The threats are not just happening at the federal level. Information by the university's research project indicates that there have been at least fifty-nine instances of threats, harassment, stalking, or violence committed against judges on the state and municipal levels in 2025.

Expert Analysis on Threat Sources

Experts state that the threats are a product of the language coming from top government officials.

In spring, the Global Project Against Hate and Extremism (GPAHE) published a comprehensive report alleging that “harmful and reckless statements from White House allies and allies coincide with escalating violent posts on online platforms.” It recorded “a fifty-four percent increase in calls for impeachment and physical intimidation against judges across social media platforms from the first two months 2025, the first full month of Trump’s administration.”

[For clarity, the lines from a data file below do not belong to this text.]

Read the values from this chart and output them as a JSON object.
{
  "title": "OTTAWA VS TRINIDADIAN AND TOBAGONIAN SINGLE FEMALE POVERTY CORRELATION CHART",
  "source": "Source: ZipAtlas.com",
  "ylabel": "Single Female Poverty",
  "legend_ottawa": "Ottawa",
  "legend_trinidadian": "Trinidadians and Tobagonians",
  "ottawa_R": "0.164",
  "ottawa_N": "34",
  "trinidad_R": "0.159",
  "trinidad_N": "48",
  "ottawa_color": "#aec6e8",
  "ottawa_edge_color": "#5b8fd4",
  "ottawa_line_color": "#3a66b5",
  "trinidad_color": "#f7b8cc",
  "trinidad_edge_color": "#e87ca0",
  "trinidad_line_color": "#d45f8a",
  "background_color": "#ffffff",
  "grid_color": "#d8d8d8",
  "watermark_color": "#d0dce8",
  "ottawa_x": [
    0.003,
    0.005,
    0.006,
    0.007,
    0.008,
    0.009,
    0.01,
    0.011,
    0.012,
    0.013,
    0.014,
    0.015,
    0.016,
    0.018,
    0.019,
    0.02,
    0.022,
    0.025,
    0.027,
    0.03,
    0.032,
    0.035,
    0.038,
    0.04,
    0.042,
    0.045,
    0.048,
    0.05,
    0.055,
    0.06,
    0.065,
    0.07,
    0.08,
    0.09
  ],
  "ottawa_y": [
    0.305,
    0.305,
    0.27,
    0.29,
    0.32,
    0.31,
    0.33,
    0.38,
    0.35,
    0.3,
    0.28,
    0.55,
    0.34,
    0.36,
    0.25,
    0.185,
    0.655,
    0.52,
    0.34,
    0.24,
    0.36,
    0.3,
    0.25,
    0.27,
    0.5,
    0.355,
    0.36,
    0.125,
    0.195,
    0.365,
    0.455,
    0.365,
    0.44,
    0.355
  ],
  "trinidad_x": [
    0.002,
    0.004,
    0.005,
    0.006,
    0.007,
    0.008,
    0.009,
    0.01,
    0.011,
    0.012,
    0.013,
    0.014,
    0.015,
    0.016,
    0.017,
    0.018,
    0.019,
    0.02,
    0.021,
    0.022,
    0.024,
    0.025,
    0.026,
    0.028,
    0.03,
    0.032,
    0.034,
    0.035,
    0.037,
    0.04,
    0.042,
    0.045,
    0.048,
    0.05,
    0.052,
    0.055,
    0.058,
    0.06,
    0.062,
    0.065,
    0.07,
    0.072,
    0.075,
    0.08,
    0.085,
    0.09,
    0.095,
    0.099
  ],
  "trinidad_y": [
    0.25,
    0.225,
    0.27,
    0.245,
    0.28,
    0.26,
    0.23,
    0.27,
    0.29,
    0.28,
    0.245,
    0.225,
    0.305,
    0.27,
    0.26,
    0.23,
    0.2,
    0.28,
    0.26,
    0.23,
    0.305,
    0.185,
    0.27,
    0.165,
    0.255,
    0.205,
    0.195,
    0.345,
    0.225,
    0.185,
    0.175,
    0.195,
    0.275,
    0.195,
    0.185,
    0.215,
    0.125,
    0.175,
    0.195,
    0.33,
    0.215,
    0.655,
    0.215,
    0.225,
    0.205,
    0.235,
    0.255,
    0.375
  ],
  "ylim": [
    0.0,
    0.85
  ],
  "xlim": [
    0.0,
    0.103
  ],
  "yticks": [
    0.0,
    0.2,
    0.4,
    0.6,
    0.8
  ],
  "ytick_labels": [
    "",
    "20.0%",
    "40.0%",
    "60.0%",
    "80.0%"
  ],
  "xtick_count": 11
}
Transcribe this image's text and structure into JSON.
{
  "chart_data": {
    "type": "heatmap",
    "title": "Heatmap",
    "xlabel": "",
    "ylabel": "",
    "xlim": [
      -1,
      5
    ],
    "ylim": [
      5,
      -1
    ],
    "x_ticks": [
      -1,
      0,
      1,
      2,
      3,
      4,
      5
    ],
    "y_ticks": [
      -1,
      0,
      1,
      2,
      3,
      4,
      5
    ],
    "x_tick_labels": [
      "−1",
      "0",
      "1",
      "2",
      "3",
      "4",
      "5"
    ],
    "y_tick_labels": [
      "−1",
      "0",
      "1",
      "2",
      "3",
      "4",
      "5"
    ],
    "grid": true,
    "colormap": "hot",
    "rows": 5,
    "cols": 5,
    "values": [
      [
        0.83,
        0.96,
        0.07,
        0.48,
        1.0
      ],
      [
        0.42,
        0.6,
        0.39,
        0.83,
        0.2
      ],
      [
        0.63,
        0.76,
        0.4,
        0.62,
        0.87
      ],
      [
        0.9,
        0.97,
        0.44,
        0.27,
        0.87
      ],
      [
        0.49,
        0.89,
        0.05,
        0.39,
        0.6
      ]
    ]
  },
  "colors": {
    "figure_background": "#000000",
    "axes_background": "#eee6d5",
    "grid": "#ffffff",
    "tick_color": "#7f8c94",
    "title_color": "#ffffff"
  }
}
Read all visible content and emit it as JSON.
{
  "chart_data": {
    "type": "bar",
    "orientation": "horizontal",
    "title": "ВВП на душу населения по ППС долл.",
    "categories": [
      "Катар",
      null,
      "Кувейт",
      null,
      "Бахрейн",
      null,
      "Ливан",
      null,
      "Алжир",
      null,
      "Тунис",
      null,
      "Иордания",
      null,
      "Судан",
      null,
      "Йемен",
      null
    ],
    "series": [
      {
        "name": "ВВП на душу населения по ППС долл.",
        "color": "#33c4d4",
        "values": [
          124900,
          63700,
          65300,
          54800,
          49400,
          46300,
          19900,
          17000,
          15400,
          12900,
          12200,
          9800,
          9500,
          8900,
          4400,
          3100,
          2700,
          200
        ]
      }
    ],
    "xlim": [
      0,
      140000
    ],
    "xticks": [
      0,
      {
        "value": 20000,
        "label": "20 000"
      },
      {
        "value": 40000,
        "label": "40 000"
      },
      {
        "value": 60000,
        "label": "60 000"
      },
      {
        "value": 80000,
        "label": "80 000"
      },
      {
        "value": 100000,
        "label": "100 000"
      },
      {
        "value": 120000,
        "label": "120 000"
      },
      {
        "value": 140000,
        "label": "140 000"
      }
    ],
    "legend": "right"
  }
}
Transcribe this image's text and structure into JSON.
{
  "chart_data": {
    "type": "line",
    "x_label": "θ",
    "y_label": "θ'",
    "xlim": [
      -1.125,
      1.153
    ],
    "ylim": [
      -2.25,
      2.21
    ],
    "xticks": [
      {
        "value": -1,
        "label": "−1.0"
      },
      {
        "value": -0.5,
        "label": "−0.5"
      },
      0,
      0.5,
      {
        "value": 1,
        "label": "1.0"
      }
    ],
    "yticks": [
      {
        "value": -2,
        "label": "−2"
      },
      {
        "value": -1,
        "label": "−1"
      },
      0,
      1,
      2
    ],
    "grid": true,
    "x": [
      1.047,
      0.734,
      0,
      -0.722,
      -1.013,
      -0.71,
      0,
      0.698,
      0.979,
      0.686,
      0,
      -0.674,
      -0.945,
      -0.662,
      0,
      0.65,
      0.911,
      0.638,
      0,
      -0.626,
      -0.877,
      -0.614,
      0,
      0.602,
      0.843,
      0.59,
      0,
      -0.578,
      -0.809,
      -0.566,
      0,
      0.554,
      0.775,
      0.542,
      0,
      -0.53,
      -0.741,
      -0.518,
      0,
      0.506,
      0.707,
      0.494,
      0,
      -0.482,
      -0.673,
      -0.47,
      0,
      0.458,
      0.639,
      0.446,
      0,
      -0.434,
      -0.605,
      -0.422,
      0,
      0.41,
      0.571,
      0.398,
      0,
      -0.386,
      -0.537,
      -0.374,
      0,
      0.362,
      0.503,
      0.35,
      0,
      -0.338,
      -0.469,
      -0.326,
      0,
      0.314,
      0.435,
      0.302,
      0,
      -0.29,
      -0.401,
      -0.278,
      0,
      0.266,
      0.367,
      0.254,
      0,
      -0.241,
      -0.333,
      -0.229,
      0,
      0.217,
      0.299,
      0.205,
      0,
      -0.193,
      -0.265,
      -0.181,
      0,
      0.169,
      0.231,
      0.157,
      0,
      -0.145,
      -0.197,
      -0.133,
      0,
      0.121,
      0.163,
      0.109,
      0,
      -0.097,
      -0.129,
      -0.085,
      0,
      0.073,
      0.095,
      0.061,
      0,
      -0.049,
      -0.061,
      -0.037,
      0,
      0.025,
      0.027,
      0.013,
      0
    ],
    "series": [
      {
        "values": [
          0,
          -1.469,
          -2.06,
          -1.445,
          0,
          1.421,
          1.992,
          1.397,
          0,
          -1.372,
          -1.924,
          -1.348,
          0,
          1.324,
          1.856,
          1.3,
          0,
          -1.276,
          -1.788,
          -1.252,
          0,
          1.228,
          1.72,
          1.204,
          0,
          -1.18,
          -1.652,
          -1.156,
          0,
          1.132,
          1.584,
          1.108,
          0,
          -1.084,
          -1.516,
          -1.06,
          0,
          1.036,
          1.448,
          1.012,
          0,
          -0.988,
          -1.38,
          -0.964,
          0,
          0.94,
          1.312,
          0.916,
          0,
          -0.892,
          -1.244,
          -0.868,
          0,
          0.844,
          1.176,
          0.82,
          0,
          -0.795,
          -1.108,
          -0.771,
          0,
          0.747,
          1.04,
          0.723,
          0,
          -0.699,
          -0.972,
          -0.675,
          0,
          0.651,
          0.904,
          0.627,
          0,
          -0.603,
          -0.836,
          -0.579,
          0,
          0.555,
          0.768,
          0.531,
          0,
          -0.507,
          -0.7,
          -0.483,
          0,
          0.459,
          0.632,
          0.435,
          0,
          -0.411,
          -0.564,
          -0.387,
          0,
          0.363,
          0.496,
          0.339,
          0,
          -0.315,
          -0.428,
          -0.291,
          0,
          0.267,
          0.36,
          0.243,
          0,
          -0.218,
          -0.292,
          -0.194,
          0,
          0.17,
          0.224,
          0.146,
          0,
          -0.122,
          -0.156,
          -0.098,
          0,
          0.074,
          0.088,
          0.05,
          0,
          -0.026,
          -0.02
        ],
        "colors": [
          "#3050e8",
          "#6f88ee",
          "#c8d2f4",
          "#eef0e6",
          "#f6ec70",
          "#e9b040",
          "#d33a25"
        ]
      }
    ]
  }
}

Beirich, the founder of the organization, said: “Trump’s threats against judges have definitely fueled digital abuse at judges and calls for ouster. Targeting the judiciary is one more step in the administration's march towards strongman rule.”

International Authoritarian Playbook

That march towards autocracy has been common in recent years in several countries, including by the Salvadoran.

In 2021, right after starting a new term in the face of legal bans, Bukele’s parliamentary loyalists voted to remove the country’s attorney general and five judges on the constitutional court. The judges, who had angered him by rejecting pandemic policies, made way for replacements hand picked by Bukele.

The move echoed the Hungarian leader's overhaul of Hungary’s court system in 2018; the Turkish president's court cleanups in 2019; and efforts at similar moves in the Middle Eastern state and the European country.

Weakening Court Autonomy

Analysts say that the threats and verbal assaults in the US can be viewed as efforts to weaken court autonomy in a structure that offers no easy way for the president to remove judges Trump opposes.

Leonard, an associate professor at Illinois State University who has researched authoritarian backsliding in free nations, said the White House had learned from the models set by authoritarians overseas.

“The administration is looking around at these successes and failures. They know they’re not going to be able to enact any laws that would weaken the judiciary,” she said.

Pointing to instances such as Miller’s relentless assertions of nearly limitless presidential authority, she noted: “They openly attack the judiciary by repeating over and over that it is not a co-equal branch in the government structure.

“They persist in reframe the discussion by repeating their claim that the executive has more power than this other co-equal branch, which is not how checks and balances work.”

Leonard said: “Justices' only protection is people’s belief in the legitimacy of their capacity to make those decisions. Individual threats on top of weakening trust in courts may make judges hesitate about judgments that go against the sitting government, which is, of course, massively problematic for judicial review and for the political system.”

Coercion Methods

Scheppele, academic of sociology and international affairs at the Ivy League school, has documented the use of “autocratic legalism” by the such as the Hungarian and the Russian, and has spoken out about escalating threats to judges in the US.

She highlighted a series of termed “harassment deliveries” recently, in which judges have received unwanted pizza deliveries with the recipient listed as a name, the son of Justice Salas, who was murdered at the residence in several years ago by a assailant aiming at the judge.

“Everyone understands what it means. ‘Your address is known. We’re coming for you,’” the professor said.

“US justices are guarded by the presidential protection and the federal police. And these are specialized law enforcement that sit structurally inside the Department of Justice. And Pam Bondi has been leading the attacks on federal judges.”

Administration Aims

Regarding the government's aims, the expert said that “removing a US justice is almost certainly not going to happen because it’s very difficult to do. {Right now|Currently

John Mendez
John Mendez

Elena is a tech enthusiast and digital strategist with over a decade of experience in analyzing emerging technologies and their impact on society.